In Hugo, Scorsese uses 21st-century technology to honor 19th-century innovation, evoking the magic of early cinema via 3-D sleight of hand. He depicts 1920s Paris as a city of bygone fantasy, where details are period-specific but the camera can seemingly do anything it wants, such as careening through a crowded train station at jet speed, or placing Ben Kingsley in a Georges Méliès film. (Contrast Scorsese's provocative and productive anachronisms with Michel Hazanavicius's dead-ended exercise in fidelity, The Artist.) Consistent with Scorsese's career (as both filmmaker and film preservationist), Hugo celebrates cinema's past, argues for its enduring relevance and eagerly partakes of its evolving powers.
Although different in form and tone, Spielberg's Tintin also animates a fantastical past (vaguely 1930s) with contemporary tools. Like Scorsese's picture-book adaptation, Spielberg brings a two-dimensional source to three-dimensional life, yet Tintin retains its comic-strip look and feel. Clearly turned on by the elastic potential of motion-capture CGI, Spielberg outdoes his own live-action virtuosity (epitomized in several Raiders of the Lost Ark set pieces) without abandoning classic film framing or pacing. An epic long-take chase sequence through a winding Moroccan village is breathtaking because it mimics — rather than disregards — the daredevilry of physical action, craftily preserving a sense of danger even though, thanks to CGI, anything's technically possible. For all his intervening achievements — and despite Tintin's wearying relentlessness — it has been decades since a Spielberg film was this adventurous, this infectiously adolescent.

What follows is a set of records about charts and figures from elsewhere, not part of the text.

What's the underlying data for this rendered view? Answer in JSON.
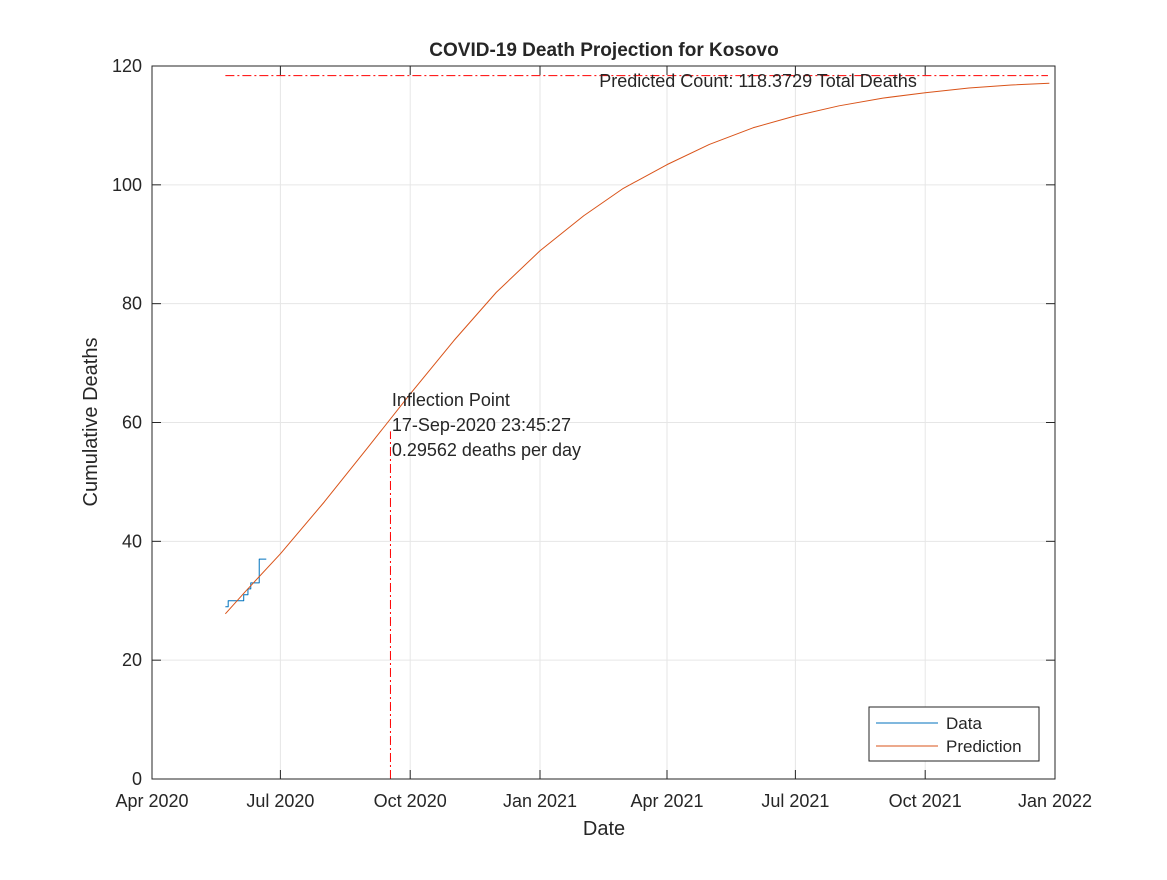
{
  "chart_data": {
    "type": "line",
    "title": "COVID-19 Death Projection for Kosovo",
    "xlabel": "Date",
    "ylabel": "Cumulative Deaths",
    "xlim": [
      "2020-04-01",
      "2022-01-01"
    ],
    "ylim": [
      0,
      120
    ],
    "x_ticks": [
      {
        "date": "2020-04-01",
        "label": "Apr 2020"
      },
      {
        "date": "2020-07-01",
        "label": "Jul 2020"
      },
      {
        "date": "2020-10-01",
        "label": "Oct 2020"
      },
      {
        "date": "2021-01-01",
        "label": "Jan 2021"
      },
      {
        "date": "2021-04-01",
        "label": "Apr 2021"
      },
      {
        "date": "2021-07-01",
        "label": "Jul 2021"
      },
      {
        "date": "2021-10-01",
        "label": "Oct 2021"
      },
      {
        "date": "2022-01-01",
        "label": "Jan 2022"
      }
    ],
    "y_ticks": [
      0,
      20,
      40,
      60,
      80,
      100,
      120
    ],
    "grid": true,
    "legend_position": "bottom-right",
    "series": [
      {
        "name": "Data",
        "color": "#0072bd",
        "style": "stairs",
        "points": [
          {
            "x": "2020-05-23",
            "y": 29
          },
          {
            "x": "2020-05-25",
            "y": 30
          },
          {
            "x": "2020-05-31",
            "y": 30
          },
          {
            "x": "2020-06-01",
            "y": 30
          },
          {
            "x": "2020-06-05",
            "y": 31
          },
          {
            "x": "2020-06-08",
            "y": 32
          },
          {
            "x": "2020-06-10",
            "y": 33
          },
          {
            "x": "2020-06-16",
            "y": 37
          },
          {
            "x": "2020-06-21",
            "y": 37
          }
        ]
      },
      {
        "name": "Prediction",
        "color": "#d95319",
        "style": "line",
        "points": [
          {
            "x": "2020-05-23",
            "y": 27.8
          },
          {
            "x": "2020-06-06",
            "y": 31.5
          },
          {
            "x": "2020-07-01",
            "y": 37.9
          },
          {
            "x": "2020-08-01",
            "y": 46.6
          },
          {
            "x": "2020-09-01",
            "y": 55.8
          },
          {
            "x": "2020-10-01",
            "y": 64.8
          },
          {
            "x": "2020-11-01",
            "y": 73.8
          },
          {
            "x": "2020-12-01",
            "y": 81.9
          },
          {
            "x": "2021-01-01",
            "y": 88.9
          },
          {
            "x": "2021-02-01",
            "y": 94.8
          },
          {
            "x": "2021-03-01",
            "y": 99.4
          },
          {
            "x": "2021-04-01",
            "y": 103.4
          },
          {
            "x": "2021-05-01",
            "y": 106.8
          },
          {
            "x": "2021-06-01",
            "y": 109.6
          },
          {
            "x": "2021-07-01",
            "y": 111.6
          },
          {
            "x": "2021-08-01",
            "y": 113.3
          },
          {
            "x": "2021-09-01",
            "y": 114.6
          },
          {
            "x": "2021-10-01",
            "y": 115.5
          },
          {
            "x": "2021-11-01",
            "y": 116.3
          },
          {
            "x": "2021-12-01",
            "y": 116.8
          },
          {
            "x": "2021-12-28",
            "y": 117.1
          }
        ]
      }
    ],
    "reference_lines": [
      {
        "orientation": "horizontal",
        "y": 118.3729,
        "x_from": "2020-05-23",
        "x_to": "2021-12-27",
        "color": "#ff0000",
        "dash": "dashdot"
      },
      {
        "orientation": "vertical",
        "x": "2020-09-17",
        "y_from": 0,
        "y_to": 58.5,
        "color": "#ff0000",
        "dash": "dashdot"
      }
    ],
    "annotations": [
      {
        "id": "predicted-count",
        "lines": [
          "Predicted Count: 118.3729 Total Deaths"
        ],
        "x": "2021-02-12",
        "y": 116.5
      },
      {
        "id": "inflection-point",
        "lines": [
          "Inflection Point",
          "17-Sep-2020 23:45:27",
          "0.29562 deaths per day"
        ],
        "x": "2020-09-18",
        "y": 62.8
      }
    ]
  }
}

Of all four films, Wenders's Pina is most revelatory in its use of 3-D. Challenged to do justice to the late Pina Bausch's dance-theater choreography — to make a record of her intrinsically transient work and have it make sense as cinema — Wenders has created a documentary meditation on perception and sensation, reconsidering both physical and virtual/cinematic spaces by constantly reconfiguring our perspective on them. As the movement unfolds around us, sometimes we're on the floor, immersed and orbited; other times we're removed, peering at dancers in a cinematic doll's house.